SETUP

The data was sent to you before the course.

Please place this file on your desktop and unzip it.

We are going to be working on 2 files. Please open:

1. Beginners_R_Plotting_Practicals.Rmd          
2. Beginners_R_Plotting.html      

Beginners_R_Plotting.html is a html file, and should open in your default internet browser.

Beginners_R_Plotting_Practicals.Rmd is a R markdown file, and should have opened up in RStudio.

Output in RStudio

We need to alter how the output is displayed for Beginners_R_Plotting_Practicals.Rmd in RStudio.

We want the output to be displayed in the console NOT within the R markdown file.

To change this:

Click on the Gear Icon > Select "Chunk Output in Console" 

Reveal the Table of Contents

Beginners_R_Plotting_Practicals.Rmd has a table of contents created using the # which creates headers in Markdown.

To access this: press the dashed line button on the upper right corner of the markdown file.


Aim of the workshop

  • Basics of R
  • R Markdown
  • Importing/Exporting data
  • Working with R packages
  • Data wrangling using the tidyverse package
  • Data visualization with ggplot2

Learning Objectives

  • Comprehend why plotting data is important
  • Get familiar with the syntax of ggplot2 R package
  • Understand which plot type to create arises from the data
  • Integrate regression lines into plots to show data trends
  • Learn how to manipulate the scales of plots
  • Understand how to modify the plot layout
  • Know how human perception changes interpretation of graphics


ALWAYS LOOK AT YOUR DATA!!!

Classic example called “Anscombe’s Quartet”, contains four data sets with nearly the same exact statistics:

  • mean of x
  • mean of y
  • variance of x
  • variance of y
  • correlation between x and y
  • linear regression line
  • coefficient of determination

However when the data is visualized the true differences between the data sets are revealed.


Grammar of graphics

ggplot2 package implements the ethos of the Leland Wilkinson’s book published in 1999. Works on idea of layers, where things can be constantly added to the plot by adding another layer.

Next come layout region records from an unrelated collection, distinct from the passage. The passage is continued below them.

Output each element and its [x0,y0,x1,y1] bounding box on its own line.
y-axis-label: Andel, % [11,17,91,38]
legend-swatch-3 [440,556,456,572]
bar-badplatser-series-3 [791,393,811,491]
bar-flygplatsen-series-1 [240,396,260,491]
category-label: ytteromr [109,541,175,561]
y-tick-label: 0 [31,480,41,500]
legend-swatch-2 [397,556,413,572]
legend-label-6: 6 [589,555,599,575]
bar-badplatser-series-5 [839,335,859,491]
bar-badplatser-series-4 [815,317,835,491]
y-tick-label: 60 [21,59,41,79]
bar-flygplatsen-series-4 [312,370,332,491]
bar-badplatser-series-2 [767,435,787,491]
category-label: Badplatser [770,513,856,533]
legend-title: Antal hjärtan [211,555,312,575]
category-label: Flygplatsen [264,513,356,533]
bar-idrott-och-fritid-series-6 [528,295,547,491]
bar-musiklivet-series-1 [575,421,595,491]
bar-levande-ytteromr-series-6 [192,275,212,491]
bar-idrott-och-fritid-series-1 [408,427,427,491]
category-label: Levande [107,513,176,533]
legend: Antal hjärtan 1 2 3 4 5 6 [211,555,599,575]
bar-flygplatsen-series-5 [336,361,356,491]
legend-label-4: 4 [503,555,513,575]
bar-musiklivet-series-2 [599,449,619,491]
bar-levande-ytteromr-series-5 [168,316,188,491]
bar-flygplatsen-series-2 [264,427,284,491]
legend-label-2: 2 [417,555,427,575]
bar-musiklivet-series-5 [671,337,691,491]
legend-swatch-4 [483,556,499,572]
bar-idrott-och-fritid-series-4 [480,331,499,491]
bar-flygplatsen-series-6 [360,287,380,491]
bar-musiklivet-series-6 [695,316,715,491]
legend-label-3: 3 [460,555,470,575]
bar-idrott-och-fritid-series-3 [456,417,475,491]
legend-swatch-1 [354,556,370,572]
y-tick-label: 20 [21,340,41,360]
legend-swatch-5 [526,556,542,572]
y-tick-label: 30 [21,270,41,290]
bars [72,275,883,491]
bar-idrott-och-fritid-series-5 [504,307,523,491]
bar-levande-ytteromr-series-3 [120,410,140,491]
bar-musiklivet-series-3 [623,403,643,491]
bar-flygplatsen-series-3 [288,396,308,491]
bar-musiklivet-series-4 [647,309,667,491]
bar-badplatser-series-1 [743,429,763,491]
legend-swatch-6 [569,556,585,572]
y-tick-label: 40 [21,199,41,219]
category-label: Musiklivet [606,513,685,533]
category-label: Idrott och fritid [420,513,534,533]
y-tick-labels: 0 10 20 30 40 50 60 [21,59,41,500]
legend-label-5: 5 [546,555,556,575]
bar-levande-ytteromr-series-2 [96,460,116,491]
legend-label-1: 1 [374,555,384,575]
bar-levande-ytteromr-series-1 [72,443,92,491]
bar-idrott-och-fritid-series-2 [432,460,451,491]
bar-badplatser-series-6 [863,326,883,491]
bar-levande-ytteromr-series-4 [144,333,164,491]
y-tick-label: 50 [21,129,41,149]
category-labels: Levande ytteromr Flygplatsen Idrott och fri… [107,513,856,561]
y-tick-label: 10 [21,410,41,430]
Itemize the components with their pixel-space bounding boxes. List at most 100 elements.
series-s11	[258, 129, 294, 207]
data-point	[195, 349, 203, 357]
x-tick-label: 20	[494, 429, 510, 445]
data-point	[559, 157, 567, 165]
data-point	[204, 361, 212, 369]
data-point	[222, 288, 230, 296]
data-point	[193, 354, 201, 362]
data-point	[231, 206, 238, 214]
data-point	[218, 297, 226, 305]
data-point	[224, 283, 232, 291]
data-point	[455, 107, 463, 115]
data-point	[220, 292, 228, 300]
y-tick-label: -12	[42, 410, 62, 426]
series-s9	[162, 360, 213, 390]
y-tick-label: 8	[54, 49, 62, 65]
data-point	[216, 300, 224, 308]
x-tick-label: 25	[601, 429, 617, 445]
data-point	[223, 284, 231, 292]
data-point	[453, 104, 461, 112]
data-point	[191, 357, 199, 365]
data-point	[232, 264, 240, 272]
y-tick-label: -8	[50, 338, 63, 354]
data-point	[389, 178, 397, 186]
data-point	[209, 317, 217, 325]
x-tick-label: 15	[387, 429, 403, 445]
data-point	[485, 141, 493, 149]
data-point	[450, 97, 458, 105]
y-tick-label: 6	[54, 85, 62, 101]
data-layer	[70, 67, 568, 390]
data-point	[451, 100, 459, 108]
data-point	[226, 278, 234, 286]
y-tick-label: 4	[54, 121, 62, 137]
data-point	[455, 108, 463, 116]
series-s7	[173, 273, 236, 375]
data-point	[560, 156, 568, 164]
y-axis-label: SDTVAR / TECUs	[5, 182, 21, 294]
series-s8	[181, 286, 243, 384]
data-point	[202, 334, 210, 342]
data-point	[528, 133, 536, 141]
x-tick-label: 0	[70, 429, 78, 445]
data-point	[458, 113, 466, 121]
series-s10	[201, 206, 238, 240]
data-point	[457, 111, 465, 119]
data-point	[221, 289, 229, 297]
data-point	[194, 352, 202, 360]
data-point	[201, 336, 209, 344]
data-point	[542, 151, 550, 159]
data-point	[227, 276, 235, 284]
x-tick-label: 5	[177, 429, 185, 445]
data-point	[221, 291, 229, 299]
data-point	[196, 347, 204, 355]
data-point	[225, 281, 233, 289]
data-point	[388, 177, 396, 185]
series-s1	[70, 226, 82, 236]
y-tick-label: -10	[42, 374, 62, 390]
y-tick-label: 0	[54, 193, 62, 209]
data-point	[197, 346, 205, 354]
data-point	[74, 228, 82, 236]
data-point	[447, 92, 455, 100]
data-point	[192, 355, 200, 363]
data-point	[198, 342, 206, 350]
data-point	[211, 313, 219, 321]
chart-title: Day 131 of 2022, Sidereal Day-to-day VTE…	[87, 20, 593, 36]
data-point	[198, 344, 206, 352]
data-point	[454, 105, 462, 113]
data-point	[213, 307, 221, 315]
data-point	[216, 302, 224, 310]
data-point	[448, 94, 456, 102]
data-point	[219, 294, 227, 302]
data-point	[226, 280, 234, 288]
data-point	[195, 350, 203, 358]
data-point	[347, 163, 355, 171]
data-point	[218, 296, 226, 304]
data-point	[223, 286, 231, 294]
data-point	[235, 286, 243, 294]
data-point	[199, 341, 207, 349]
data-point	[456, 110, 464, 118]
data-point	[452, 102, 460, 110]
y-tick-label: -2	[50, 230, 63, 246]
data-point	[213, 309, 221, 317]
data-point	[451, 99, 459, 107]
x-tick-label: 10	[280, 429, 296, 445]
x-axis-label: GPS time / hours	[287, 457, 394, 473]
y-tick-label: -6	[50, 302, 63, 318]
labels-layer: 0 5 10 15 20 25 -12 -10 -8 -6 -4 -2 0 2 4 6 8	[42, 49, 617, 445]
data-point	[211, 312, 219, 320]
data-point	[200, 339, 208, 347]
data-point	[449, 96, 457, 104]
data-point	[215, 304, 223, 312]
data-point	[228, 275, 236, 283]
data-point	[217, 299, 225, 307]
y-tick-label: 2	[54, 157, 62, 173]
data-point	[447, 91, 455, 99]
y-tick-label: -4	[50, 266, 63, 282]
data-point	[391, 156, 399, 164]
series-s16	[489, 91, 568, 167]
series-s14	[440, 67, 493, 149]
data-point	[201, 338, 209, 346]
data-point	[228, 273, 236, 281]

  • Aesthetics -> what to plot
  • Geometries -> what type of plot to make
  • Facets -> multiple plots
  • Statistics -> regression lines, etc.
  • Coordinates -> space data is plotted on
  • Themes -> everything else

General command format for ggplot2:

library(ggplot2)

ggplot(data = mtcars) +
    geom_point(mapping = aes(x=mpg, y=hp))
  • First line sets up what is going to be plotted
    • Data is from mtcars
    • There is no information about WHAT to do with this
  • Second line informs what type of plot (geometry) to make
    • X-axis is mpg (miles per gallon)
    • Y-axis is hp (horsepower)
  • Lines are linked together by +

OR

ggplot(data = mtcars, mapping = aes(x=mpg, y=hp)) +
    geom_point()
  • First line sets up what is going to be plotted
    • Data is from mtcars
    • X-axis is mpg (miles per gallon)
    • Y-axis is hp (horsepower)
    • There is no information about WHAT to do with this
  • Second line informs what type of plot (geometry) to make
  • Lines are linked together by +

Both of these syntaxes are fine

PRACTICAL - Let’s make a plot

First, we would need to load the ggplot2 library. However, if we have loaded the tidyverse library, then ggplot2 is already loaded.

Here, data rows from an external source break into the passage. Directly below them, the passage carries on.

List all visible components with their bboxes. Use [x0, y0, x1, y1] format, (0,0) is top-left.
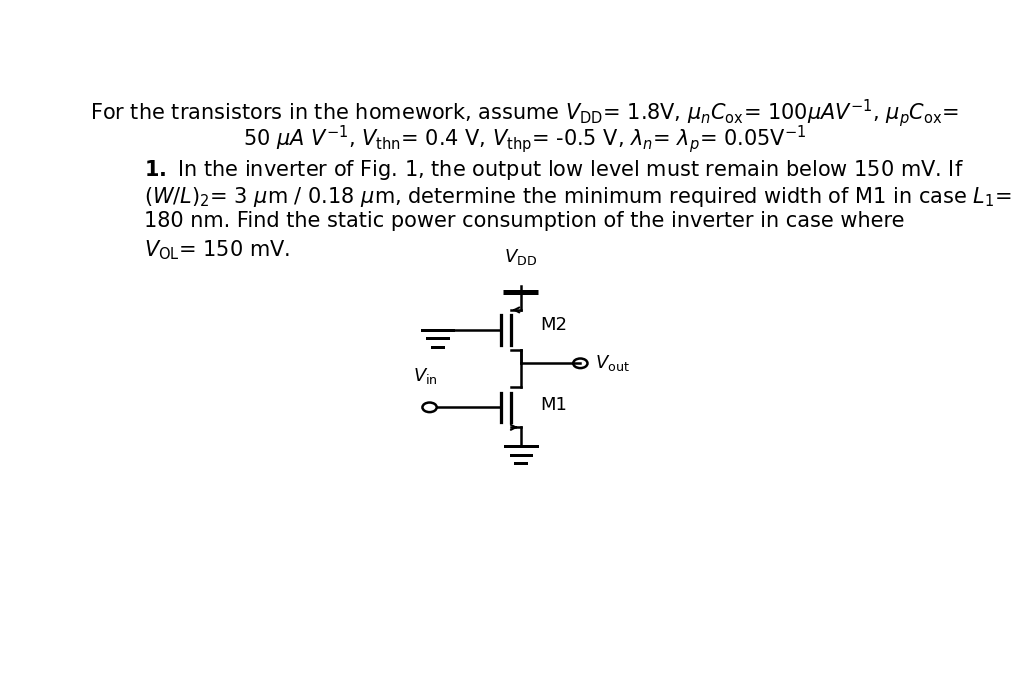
Text: $V_{\mathrm{OL}}$= 150 mV.: $V_{\mathrm{OL}}$= 150 mV. — [143, 238, 290, 261]
Text: $V_{\mathrm{out}}$: $V_{\mathrm{out}}$ — [595, 353, 630, 374]
Text: 50 $\mu A$ $V^{-1}$, $V_{\mathrm{thn}}$= 0.4 V, $V_{\mathrm{thp}}$= -0.5 V, $\la: 50 $\mu A$ $V^{-1}$, $V_{\mathrm{thn}}$=… — [243, 123, 807, 155]
Text: $\mathbf{1.}$ In the inverter of Fig. 1, the output low level must remain below : $\mathbf{1.}$ In the inverter of Fig. 1,… — [143, 158, 964, 182]
Text: For the transistors in the homework, assume $V_{\mathrm{DD}}$= 1.8V, $\mu_n C_{\: For the transistors in the homework, ass… — [90, 96, 959, 128]
Text: M2: M2 — [541, 315, 567, 333]
Text: M1: M1 — [541, 396, 567, 414]
Text: $(W/L)_2$= 3 $\mu$m / 0.18 $\mu$m, determine the minimum required width of M1 in: $(W/L)_2$= 3 $\mu$m / 0.18 $\mu$m, deter… — [143, 184, 1012, 209]
Text: $V_{\mathrm{DD}}$: $V_{\mathrm{DD}}$ — [505, 247, 538, 267]
Text: $V_{\mathrm{in}}$: $V_{\mathrm{in}}$ — [414, 366, 438, 386]
Text: 180 nm. Find the static power consumption of the inverter in case where: 180 nm. Find the static power consumptio… — [143, 211, 904, 231]
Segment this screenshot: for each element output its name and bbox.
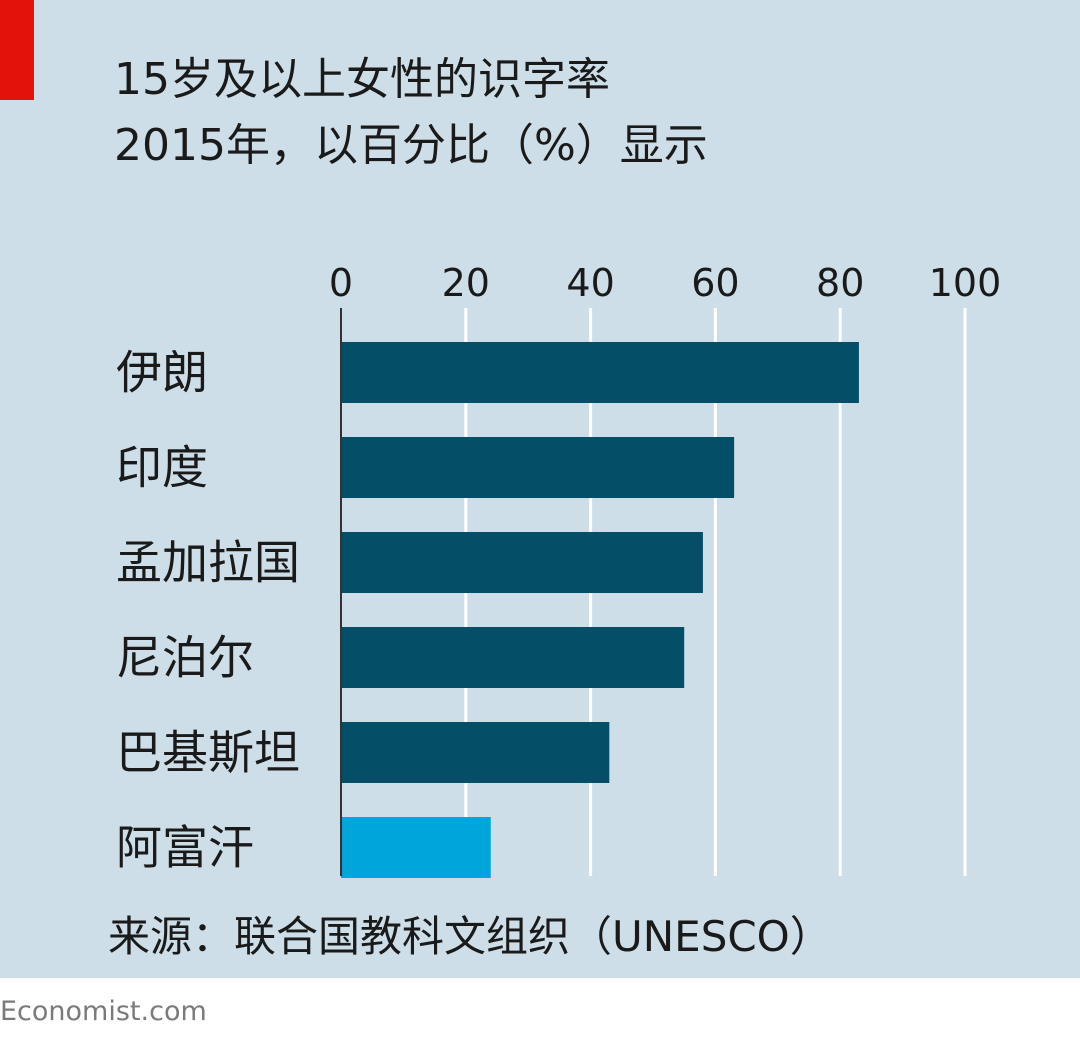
bar-4 bbox=[341, 722, 610, 783]
bar-0 bbox=[341, 342, 859, 403]
chart-title: 15岁及以上女性的识字率 bbox=[114, 54, 610, 105]
bar-2 bbox=[341, 532, 703, 593]
bar-5 bbox=[341, 817, 491, 878]
x-tick-label: 20 bbox=[442, 261, 490, 305]
category-label: 印度 bbox=[116, 441, 208, 495]
x-tick-label: 80 bbox=[816, 261, 864, 305]
bar-3 bbox=[341, 627, 685, 688]
category-label: 孟加拉国 bbox=[116, 536, 300, 590]
bars bbox=[341, 342, 859, 878]
x-tick-labels: 0 20 40 60 80 100 bbox=[329, 261, 1001, 305]
source-note: 来源：联合国教科文组织（UNESCO） bbox=[108, 912, 832, 961]
x-tick-label: 0 bbox=[329, 261, 353, 305]
category-label: 阿富汗 bbox=[116, 821, 254, 875]
category-label: 巴基斯坦 bbox=[116, 726, 300, 780]
brand-accent-bar bbox=[0, 0, 34, 100]
x-tick-label: 60 bbox=[691, 261, 739, 305]
category-label: 尼泊尔 bbox=[116, 631, 254, 685]
x-tick-label: 40 bbox=[566, 261, 614, 305]
chart-subtitle: 2015年，以百分比（%）显示 bbox=[114, 120, 708, 171]
x-tick-label: 100 bbox=[929, 261, 1002, 305]
bar-1 bbox=[341, 437, 735, 498]
category-label: 伊朗 bbox=[116, 346, 208, 400]
brand-credit: Economist.com bbox=[0, 996, 207, 1027]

This is because tidyverse package is a package of packages, does not contain its own functions per se but includes a variety of other packages, like dplyr, tidyr, ggplot2. Therefore by installing and loading the tidyverse package, we install and load all of these other packages as well.

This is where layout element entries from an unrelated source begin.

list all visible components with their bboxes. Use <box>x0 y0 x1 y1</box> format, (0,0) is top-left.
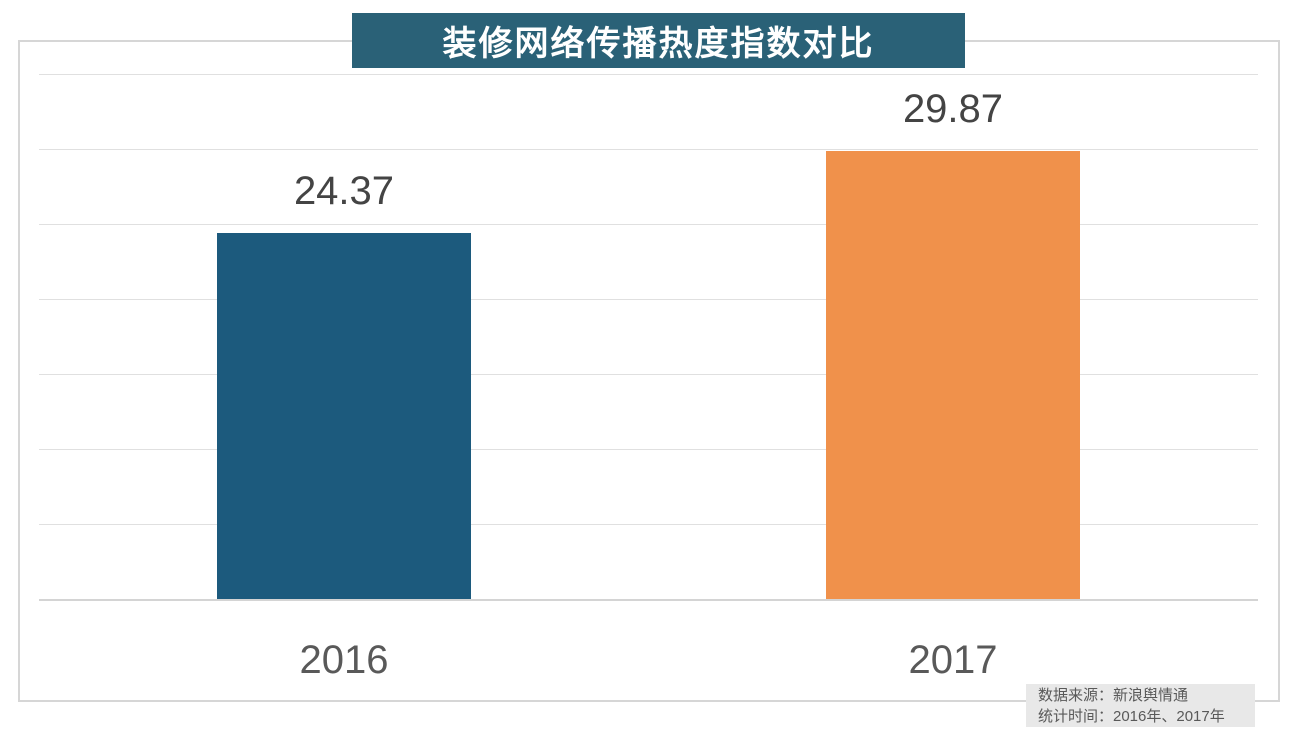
value-label-2017: 29.87 <box>902 87 1004 131</box>
x-axis-label-2017: 2017 <box>908 638 998 682</box>
gridline <box>39 224 1258 225</box>
gridline <box>39 299 1258 300</box>
gridline <box>39 524 1258 525</box>
bar-2016 <box>217 233 471 599</box>
gridline <box>39 449 1258 450</box>
plot-frame <box>18 40 1280 702</box>
gridline <box>39 374 1258 375</box>
value-label-2016: 24.37 <box>293 169 395 213</box>
bar-group-2016: 24.37 <box>217 169 471 599</box>
x-axis-label-2016: 2016 <box>299 638 389 682</box>
bar-2017 <box>826 151 1080 599</box>
bar-group-2017: 29.87 <box>826 87 1080 599</box>
x-axis-line <box>39 599 1258 601</box>
gridline <box>39 74 1258 75</box>
source-note-line2: 统计时间：2016年、2017年 <box>1038 708 1225 725</box>
source-note-line1: 数据来源：新浪舆情通 <box>1038 687 1189 704</box>
gridline <box>39 149 1258 150</box>
source-note: 数据来源：新浪舆情通 统计时间：2016年、2017年 <box>1026 684 1255 727</box>
chart-title: 装修网络传播热度指数对比 <box>352 13 965 68</box>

Using the diamonds dataset:

  1. Examine the diamonds dataset
  1. Make a scatter plot using the diamonds dataset, put “carat” on the x-axis and “price” on the y-axis.

REMEMBER basic syntax for a scatter plot in ggplot is this:

ggplot(data = mtcars, mapping = aes(x=mpg, y=hp)) +
    geom_point()
  1. What happens if you do not include data = or mapping = ?
  1. What happens if you do not include the line starting with geom (just run the first line)?


Data

Preferable to start with a clean tidy dataset.

Getting the data into the correct format for making a plot is sometime the biggest challenge of data visualization.

Think about what you want the plot to look like (what variables being plotted to which aesthetics), and then work to format the data to achieve that visualization.


There are two different types of reasons to create a plot:

  1. Exploratory Data Analysis
    • Making plots for YOURSELF to get to know the data
  2. Explanatory Data Analysis
    • Making plots for AUDIENCE to communicate insights about the data


Think about what your visualization is communicating.

  • Is it easy to interpret?
  • Is it clear the message?
  • Is it easy to extract out is meaningful?
  • What information is actually getting across to the reader?


Aesthetics

In ggplot terminology, aesthetics refers to the data/variable linked to an attribute.

Attributes are:

Aesthetic link to variables must be within aes()

ggplot(diamonds, aes(x = depth, y = table, color = cut )) +
     geom_point()

If not linked to a variable, aesthetic applied to every point equally, it is an attribute

ggplot(diamonds, aes(x = depth, y = table)) +
     geom_point(color = "blue")

Not all aesthetics are available for all plot types (geometries) (for instance, y axis for histograms).

Check the documentation for geoms here.

PRACTICAL - Attributes and aesthetics

Using the diamonds dataset:

  1. Remake the scatter plot you made above (x-axis is “carat” and y-axis is “price”), but assign “clarity” variable to color.
  1. Remake the scatter plot above, but now assign “cut” variable to shape and set the color of all points to be red.
  1. Remake the scatter plot above, but now assign “depth” variable to size and “clarity” variable to color. Change the shape of all the points to be a filled-in square (shape = 15).
  1. Remake the scatter plot above. What happens if you set color as an aesthetic for “clarity” AND set a color (red) for all points in the geom_point command?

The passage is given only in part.